IT'S beginning to look a lot like Christmas.
At our house it is, anyway.
After spending the weekend nagging my kids to do the usual clean-up routine, with the usual minimal response, they sprang into action when I asked them to do one last job.
"Get the Christmas box out, we can put the Christmas tree up."
I've never seen them work so hard.
They assembled the tree then decorated the whole room.
In fact, they tinselled the entire house.
Even the mailbox got a make-over.
So while that part is done, early, if you go by December 1 tradition, under the tree is still bare.
I haven't even started to make my Christmas list, let alone checked it twice.
Everywhere I look now I see reminders I have a lot of work to do.
It is my own fault I wasn't organised earlier, because I think the worst part of Christmas is the shopping.
Don't get me wrong.
I love shopping as much as the next girl.
I just hate shopping at the same time as hundreds of other people.
Retails stores use the follow the leader theory.
It is human nature if a place is crowded, others will go in to see what is so interesting.
If the place is empty, people will walk past.
Some shop owners employ a number of juniors to work in their stores which gives the idea of a busy store.

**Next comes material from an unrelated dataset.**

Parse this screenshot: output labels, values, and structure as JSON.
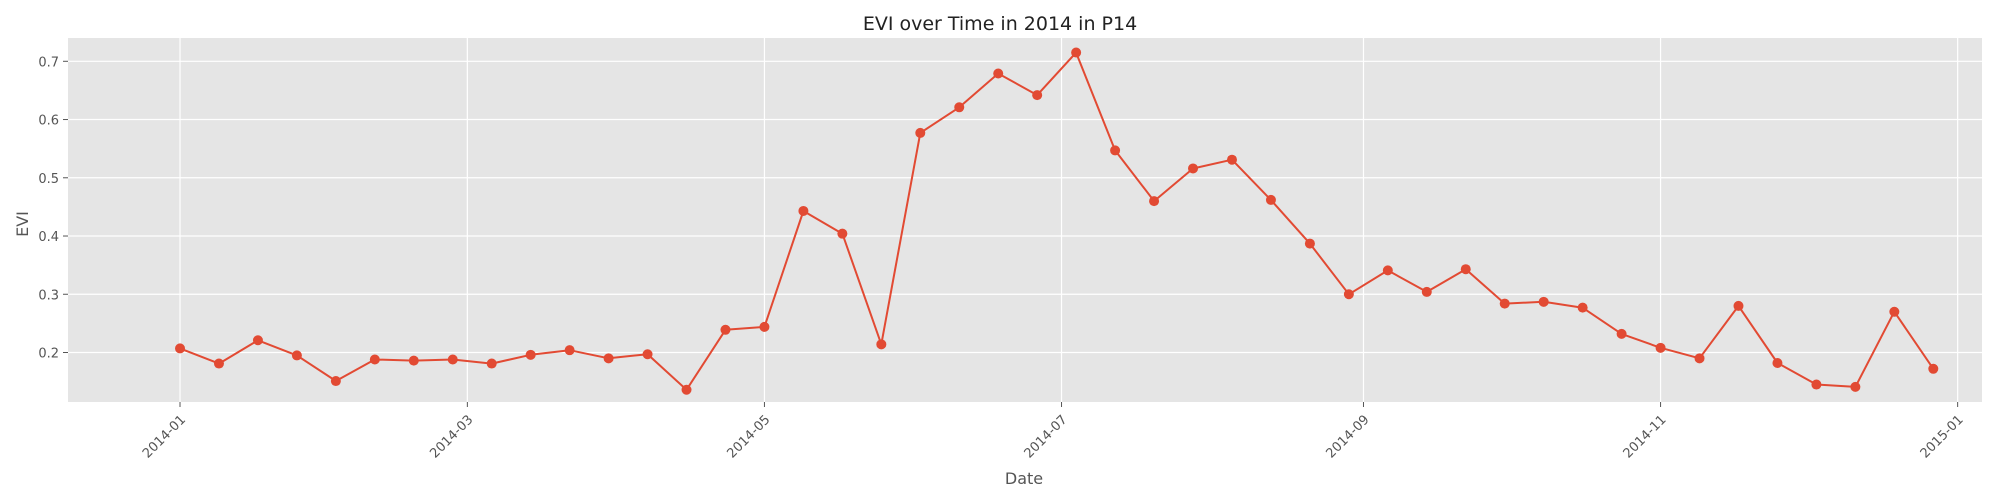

Show me a busy store and I'll be shopping elsewhere.
I was in Melbourne one year on Boxing Day and my experience with those sales was to walk into a department store, see the cash-register line-up already miles long, and just walk right on out again.
I'm still in recovery from that experience.
So it might be time to let my fingers do the walking and my keyboard do the talking, and join the online shopping brigade.
But even those I can get onto without crashing (clickfrenzy anyone?), they are already telling me I need to buy now, so items arrive in time for Christmas.
I've just had a knock at the bathroom door with an obviously important question from the kids.
Why else would they interrupt me mid-shower if it wasn't urgent.
"How many days till Santa comes?" was the question yelled through the door.